Reposted from here
We increasingly don’t trust the apps we use - or the ppl/governments that directly or covertly influence them.Decentralization - especially in social media - is rising in popularity. But not all “decentralization” is the same. Here are some Qs to ask:
1/ Account mgmt:
a) How do you create and delete an account? b) where are accounts “stored”? c) Who has power to delete or act on accounts?
2/ Namespace architecture:
a/ Is it one global namespace or different “sub-spaces” (regions, subreddits, groups, etc)? b/ how do usernames work across the above? Do you get to take your username across each space? c) How do renames work?
3/ Moderation Transparency:
a) what transparency do you have on content moderation actions (account suspensions, any algorithmic levers)? b) what is the recourse process if any?
4/ Algorithmic choice:
What options do you have on influencing the various algorithms used (picking algorithms / building your own)?
5/ Client choice:
What options do you have to use different clients/build your own?
6/ Node architecture:
If split across multiple nodes, Node trust+incentives: what is the incentive schemes for various nodes/relays/intermediaries?
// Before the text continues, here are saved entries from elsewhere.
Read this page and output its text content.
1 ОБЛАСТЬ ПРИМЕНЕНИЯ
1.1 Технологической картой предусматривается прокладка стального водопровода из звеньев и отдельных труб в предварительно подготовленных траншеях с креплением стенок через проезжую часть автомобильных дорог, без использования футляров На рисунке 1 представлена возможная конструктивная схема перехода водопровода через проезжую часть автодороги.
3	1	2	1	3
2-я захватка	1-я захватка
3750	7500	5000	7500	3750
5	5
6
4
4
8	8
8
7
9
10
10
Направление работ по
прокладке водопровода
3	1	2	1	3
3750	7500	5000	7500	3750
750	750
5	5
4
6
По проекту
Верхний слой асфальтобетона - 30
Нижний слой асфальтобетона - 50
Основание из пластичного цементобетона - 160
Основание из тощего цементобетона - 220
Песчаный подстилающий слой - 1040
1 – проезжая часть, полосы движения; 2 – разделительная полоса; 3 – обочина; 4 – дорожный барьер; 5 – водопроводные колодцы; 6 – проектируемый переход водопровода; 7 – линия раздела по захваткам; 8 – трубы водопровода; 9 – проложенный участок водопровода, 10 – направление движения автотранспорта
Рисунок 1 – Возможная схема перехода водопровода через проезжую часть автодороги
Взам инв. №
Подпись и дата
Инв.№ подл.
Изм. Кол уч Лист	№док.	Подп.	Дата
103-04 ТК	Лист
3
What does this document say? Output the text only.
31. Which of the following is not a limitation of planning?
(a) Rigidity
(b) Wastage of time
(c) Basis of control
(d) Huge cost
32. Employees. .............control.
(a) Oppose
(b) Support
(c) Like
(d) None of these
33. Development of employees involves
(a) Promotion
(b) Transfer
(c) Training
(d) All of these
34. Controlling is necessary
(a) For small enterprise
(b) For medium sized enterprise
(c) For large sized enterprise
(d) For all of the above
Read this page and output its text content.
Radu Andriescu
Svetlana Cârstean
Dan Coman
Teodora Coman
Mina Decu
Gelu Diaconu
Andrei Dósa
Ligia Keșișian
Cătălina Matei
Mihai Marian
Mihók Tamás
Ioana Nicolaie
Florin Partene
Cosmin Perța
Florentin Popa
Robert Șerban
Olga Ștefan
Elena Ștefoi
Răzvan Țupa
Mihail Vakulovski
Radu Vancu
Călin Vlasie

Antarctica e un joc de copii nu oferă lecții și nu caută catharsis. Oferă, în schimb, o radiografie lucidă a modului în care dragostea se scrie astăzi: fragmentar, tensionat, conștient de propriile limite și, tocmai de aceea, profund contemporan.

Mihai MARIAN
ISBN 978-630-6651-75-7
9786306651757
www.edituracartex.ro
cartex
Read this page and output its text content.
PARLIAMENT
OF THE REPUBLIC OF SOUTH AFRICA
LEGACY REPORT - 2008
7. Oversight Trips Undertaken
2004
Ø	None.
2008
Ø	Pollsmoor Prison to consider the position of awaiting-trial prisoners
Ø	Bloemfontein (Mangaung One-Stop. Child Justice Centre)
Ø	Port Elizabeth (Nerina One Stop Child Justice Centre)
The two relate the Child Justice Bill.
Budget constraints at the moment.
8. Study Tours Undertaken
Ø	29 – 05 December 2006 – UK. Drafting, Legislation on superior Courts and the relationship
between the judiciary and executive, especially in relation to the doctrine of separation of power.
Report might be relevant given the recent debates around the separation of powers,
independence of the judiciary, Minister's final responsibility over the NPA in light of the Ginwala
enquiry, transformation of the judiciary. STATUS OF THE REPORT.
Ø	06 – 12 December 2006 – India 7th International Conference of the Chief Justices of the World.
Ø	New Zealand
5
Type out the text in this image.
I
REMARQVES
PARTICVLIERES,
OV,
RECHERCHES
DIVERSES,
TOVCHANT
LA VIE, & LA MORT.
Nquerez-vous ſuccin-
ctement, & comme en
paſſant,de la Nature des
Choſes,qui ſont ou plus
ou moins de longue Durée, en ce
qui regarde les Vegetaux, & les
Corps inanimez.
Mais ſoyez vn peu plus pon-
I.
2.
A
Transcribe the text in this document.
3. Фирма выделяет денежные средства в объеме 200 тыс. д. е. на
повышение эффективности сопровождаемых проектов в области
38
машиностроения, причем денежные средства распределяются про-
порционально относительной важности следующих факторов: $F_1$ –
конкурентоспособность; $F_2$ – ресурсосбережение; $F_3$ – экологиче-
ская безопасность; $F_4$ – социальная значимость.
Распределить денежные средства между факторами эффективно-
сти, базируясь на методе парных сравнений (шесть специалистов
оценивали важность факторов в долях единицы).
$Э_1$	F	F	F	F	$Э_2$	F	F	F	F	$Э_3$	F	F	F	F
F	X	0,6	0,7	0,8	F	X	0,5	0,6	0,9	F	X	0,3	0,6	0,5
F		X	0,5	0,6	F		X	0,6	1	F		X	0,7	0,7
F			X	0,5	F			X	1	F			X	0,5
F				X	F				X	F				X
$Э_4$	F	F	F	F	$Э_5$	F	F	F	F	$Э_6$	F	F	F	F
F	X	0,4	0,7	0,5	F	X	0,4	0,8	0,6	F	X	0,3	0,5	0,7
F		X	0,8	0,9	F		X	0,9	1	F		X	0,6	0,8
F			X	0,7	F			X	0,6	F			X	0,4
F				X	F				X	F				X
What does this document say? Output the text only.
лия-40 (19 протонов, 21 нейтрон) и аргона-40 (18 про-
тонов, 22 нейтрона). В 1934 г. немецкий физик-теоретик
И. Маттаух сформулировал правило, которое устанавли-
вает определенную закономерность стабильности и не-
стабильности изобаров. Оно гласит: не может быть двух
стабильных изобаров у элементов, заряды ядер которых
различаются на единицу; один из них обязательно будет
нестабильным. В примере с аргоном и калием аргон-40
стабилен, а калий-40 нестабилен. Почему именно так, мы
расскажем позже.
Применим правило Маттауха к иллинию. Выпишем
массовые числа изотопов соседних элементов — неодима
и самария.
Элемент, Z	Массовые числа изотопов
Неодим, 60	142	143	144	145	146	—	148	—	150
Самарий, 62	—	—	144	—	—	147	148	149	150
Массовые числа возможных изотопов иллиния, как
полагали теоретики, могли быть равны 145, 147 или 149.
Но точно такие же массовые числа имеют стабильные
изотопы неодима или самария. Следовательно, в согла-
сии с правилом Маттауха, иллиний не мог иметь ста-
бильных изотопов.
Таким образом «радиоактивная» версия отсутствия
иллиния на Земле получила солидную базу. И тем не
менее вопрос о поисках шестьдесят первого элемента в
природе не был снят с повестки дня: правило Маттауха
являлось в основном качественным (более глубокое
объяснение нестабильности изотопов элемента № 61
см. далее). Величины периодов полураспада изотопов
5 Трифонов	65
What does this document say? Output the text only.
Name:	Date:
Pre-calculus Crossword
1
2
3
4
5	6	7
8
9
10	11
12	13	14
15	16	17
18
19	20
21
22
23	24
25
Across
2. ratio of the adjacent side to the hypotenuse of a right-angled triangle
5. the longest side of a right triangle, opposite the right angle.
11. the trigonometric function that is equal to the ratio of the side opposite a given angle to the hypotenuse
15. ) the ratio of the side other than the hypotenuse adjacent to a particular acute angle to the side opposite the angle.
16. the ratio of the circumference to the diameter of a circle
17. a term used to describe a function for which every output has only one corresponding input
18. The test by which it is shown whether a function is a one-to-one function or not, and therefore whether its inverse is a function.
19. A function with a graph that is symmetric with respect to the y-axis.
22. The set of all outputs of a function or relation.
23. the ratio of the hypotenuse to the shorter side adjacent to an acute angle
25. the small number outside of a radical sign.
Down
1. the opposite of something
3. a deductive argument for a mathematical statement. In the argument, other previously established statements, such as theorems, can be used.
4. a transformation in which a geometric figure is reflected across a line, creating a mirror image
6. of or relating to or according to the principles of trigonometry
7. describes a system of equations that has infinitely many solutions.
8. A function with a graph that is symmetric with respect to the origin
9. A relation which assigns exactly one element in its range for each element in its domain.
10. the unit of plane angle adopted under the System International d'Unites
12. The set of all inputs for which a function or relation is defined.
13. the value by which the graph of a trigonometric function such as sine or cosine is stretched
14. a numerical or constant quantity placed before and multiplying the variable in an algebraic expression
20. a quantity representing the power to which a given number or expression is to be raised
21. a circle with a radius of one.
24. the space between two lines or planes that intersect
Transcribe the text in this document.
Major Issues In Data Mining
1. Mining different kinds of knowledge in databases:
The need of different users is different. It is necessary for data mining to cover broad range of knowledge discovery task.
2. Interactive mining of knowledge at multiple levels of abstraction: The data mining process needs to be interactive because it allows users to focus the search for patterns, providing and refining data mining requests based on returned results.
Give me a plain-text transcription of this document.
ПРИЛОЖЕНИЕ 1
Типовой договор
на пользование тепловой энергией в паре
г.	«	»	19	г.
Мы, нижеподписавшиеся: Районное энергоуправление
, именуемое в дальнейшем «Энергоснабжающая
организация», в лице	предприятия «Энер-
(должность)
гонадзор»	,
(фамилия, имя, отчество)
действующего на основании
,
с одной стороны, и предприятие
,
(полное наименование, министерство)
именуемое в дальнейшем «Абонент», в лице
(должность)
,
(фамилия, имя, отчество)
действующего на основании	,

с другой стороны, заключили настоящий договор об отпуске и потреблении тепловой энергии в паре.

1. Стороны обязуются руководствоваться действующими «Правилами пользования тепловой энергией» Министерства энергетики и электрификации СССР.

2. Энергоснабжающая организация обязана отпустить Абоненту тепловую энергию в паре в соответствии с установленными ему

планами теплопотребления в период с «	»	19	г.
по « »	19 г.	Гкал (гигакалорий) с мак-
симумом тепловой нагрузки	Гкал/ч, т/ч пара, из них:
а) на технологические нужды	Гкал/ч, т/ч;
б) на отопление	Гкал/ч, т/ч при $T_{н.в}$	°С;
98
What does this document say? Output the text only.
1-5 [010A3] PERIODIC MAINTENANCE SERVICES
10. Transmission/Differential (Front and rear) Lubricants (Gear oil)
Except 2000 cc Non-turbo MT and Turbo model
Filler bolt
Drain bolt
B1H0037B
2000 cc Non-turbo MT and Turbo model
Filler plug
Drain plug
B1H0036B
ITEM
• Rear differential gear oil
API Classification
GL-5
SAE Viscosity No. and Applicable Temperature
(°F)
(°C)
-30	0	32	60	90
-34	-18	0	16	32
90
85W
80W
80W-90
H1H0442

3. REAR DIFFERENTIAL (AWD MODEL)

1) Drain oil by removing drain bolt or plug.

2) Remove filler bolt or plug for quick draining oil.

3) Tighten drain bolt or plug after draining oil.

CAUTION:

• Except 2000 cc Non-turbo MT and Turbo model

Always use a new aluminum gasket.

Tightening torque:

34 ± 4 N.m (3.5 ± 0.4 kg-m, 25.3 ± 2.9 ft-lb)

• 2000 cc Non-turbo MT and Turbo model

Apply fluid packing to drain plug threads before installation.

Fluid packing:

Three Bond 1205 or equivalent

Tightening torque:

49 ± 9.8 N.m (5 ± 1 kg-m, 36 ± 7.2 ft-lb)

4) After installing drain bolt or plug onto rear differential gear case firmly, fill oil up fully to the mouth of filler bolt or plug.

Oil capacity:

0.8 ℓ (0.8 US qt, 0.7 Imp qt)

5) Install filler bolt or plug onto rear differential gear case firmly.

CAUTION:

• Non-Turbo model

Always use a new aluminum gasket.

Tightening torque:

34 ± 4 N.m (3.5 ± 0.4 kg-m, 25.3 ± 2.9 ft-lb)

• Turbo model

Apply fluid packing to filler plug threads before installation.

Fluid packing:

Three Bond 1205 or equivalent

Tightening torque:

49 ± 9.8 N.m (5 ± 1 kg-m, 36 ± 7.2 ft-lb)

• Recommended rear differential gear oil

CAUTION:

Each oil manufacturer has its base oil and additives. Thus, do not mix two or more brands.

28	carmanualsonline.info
What are the trust assumptions? How do you resist centralization?
7/ Privacy and data guarantees:
What privacy and data guarantees exist at various levels of the system?
8/ Censorship resistance:
Which actors can censor content and how? (group owners, nodes,…)
Which parts of the service need an opaque centralized service in the middle?
These are not exhaustive - and not even mutually exclusive - but think key to this evolving space as many engineers try and build here.